Pour moi, les deux photos côte à côte d'un nazi et d'un soldat israélien constituent une erreur grave. - L'implication est évidente, que le sionisme soit une forme de fascisme, est radicalement faux.

Il y a, je suis d'accord, un antisémitisme de fond en France depuis très longtemps (chaque sondage à ce sujet le confirme). Néanmoins, dans le contexte d’une campagne sioniste de dénonciation de l'antisémitisme en France pour construire l'Etat d'Israël, déclarations de ministres israéliens à l’appui, il me semble important de souligner les liens entre les actes contre les lieux de culte et les Juifs en France, et la situation au Moyen Orient. Il ne faut pas non plus oublier les attaques du BETAR, une milice paramilitaire sioniste, en France récemment.

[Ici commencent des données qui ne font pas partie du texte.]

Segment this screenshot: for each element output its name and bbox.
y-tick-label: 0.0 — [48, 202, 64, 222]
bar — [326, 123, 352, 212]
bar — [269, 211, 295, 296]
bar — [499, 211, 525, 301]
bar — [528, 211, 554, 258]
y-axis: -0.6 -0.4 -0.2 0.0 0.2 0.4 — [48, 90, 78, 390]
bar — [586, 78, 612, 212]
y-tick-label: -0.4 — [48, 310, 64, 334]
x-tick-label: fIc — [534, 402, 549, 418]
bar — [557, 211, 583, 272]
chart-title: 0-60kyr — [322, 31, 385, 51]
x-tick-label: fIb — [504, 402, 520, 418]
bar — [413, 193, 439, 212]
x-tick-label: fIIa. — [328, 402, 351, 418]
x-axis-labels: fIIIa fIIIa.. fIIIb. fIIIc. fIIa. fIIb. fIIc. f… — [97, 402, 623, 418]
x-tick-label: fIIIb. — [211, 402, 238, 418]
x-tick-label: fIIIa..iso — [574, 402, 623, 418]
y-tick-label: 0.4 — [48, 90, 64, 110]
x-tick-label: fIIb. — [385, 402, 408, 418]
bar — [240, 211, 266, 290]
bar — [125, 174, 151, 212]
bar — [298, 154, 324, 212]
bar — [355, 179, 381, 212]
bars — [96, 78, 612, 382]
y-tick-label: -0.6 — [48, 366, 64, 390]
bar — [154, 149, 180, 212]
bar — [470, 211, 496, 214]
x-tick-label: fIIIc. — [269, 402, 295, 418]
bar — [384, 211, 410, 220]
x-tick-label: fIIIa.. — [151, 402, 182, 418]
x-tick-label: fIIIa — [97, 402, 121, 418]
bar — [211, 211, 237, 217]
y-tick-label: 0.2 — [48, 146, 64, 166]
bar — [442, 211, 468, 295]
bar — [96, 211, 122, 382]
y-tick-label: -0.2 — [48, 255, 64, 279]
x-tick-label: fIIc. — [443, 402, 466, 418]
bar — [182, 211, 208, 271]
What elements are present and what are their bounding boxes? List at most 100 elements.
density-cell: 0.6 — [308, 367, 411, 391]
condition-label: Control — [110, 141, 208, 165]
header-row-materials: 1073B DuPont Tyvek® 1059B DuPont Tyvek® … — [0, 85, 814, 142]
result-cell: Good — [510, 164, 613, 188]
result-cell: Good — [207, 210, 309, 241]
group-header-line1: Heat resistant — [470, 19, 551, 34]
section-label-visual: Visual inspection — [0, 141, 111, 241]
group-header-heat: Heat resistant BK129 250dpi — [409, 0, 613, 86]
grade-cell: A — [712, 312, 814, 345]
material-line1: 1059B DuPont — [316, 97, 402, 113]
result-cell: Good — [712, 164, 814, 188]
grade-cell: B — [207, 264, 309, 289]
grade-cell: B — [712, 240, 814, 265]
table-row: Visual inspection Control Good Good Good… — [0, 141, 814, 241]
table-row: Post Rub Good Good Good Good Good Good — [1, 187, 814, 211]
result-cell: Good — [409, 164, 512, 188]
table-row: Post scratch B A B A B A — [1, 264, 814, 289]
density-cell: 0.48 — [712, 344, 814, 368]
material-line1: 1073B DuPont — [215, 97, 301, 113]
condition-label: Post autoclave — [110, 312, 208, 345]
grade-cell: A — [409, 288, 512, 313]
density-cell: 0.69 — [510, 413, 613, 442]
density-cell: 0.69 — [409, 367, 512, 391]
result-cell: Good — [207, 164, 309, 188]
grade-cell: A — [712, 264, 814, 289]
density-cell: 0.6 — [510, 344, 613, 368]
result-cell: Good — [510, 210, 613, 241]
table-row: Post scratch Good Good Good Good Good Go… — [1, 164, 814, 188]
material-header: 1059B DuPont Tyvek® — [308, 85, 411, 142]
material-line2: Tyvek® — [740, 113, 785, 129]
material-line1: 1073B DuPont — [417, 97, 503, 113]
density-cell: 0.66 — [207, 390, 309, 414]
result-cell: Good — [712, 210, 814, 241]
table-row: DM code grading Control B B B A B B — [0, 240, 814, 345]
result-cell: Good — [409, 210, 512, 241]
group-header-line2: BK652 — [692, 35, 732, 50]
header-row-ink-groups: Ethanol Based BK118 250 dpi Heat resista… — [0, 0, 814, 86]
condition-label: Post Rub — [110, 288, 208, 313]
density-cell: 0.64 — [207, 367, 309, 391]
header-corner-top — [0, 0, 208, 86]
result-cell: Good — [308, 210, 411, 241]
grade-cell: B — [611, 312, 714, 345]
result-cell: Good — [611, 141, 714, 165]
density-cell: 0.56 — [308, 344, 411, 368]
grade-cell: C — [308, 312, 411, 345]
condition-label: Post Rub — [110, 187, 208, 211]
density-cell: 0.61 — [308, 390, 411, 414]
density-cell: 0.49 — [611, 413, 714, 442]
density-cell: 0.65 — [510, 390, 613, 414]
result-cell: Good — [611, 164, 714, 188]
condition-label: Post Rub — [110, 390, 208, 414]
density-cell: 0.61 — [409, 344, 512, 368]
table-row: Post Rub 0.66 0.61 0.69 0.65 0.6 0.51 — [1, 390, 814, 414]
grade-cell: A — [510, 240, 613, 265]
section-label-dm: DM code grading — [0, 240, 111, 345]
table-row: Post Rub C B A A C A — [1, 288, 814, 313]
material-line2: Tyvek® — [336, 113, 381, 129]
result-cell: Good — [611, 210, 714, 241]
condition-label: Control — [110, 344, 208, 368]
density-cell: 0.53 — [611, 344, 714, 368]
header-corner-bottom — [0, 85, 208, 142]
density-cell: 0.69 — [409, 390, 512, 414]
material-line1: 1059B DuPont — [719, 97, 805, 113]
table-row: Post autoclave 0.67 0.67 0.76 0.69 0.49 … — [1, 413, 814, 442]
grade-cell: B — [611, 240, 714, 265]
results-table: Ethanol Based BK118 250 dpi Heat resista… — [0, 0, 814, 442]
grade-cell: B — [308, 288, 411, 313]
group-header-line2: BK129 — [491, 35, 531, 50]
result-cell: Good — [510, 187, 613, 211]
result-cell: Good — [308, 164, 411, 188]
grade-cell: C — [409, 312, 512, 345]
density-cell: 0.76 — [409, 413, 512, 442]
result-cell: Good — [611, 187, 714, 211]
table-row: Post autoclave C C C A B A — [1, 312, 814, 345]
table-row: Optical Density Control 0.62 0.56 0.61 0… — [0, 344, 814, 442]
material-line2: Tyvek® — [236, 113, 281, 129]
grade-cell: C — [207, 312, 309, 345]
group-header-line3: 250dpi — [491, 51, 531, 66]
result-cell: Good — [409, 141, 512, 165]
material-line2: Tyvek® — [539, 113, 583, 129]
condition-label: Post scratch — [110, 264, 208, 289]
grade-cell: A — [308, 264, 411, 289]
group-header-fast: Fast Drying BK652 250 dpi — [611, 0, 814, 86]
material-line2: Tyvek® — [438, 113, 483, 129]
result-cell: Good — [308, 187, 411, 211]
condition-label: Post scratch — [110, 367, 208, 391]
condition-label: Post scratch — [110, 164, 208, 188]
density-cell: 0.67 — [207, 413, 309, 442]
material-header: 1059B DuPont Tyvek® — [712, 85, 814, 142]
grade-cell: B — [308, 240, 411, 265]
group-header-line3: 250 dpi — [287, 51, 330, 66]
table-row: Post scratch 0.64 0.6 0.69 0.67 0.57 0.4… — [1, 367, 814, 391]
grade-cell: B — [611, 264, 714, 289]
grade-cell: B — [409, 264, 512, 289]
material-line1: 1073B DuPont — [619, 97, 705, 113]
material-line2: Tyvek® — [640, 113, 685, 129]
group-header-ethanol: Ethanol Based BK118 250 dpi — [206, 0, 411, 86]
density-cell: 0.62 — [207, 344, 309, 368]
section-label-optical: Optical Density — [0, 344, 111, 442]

Dans chacune des manifs Palestine auxquelles j'ai participé, tout antisémitisme a été dénoncé par la quasi-totalité des manifestants et des organisateurs. Ce n'est pas dire que les actes antisémites ne sont pas graves, mais que la campagne actuelle qui cherche à rejeter la faute sur les Arabes est dangereuse. L'Etat d'Israël, bien sûr, puisqu'il déclare parler AU NOM DE TOUS LES JUIFS fabrique ainsi de l'antisémitisme à la chaîne. Les gens qui se sentent solidaires des Palestiniens, tués et traités comme du bétail dans l'indifférence des autres gouvernements, en concluent que ce n'est pas seulement la faute de Sharon mais de tous les Juifs, puisque c'est ce que disent l'Etat d'Israël et un certain nombre de dirigeants des organisations de la communauté juive.

Il est évident que cet Etat apparaît aux yeux de la majorité des Juifs de ce monde comme une garantie contre les pires excès de l'antisémitisme ; mais je crois que c'est un piège absolu. L'Etat d'Israël ne protège pas contre l'antisémitisme (une partie des dirigeants ne voudraient pas le faire). Je ne peux pas retracer ici l'histoire du sionisme, mais il me semble qu'une partie de sa nature est de refuser la lutte contre l'antisémitisme en faveur d'une séparation des Juifs. C'est Abram Léon dans son livre "Critique matérialiste de la question juive" qui me semble avoir mieux expliqué l'histoire.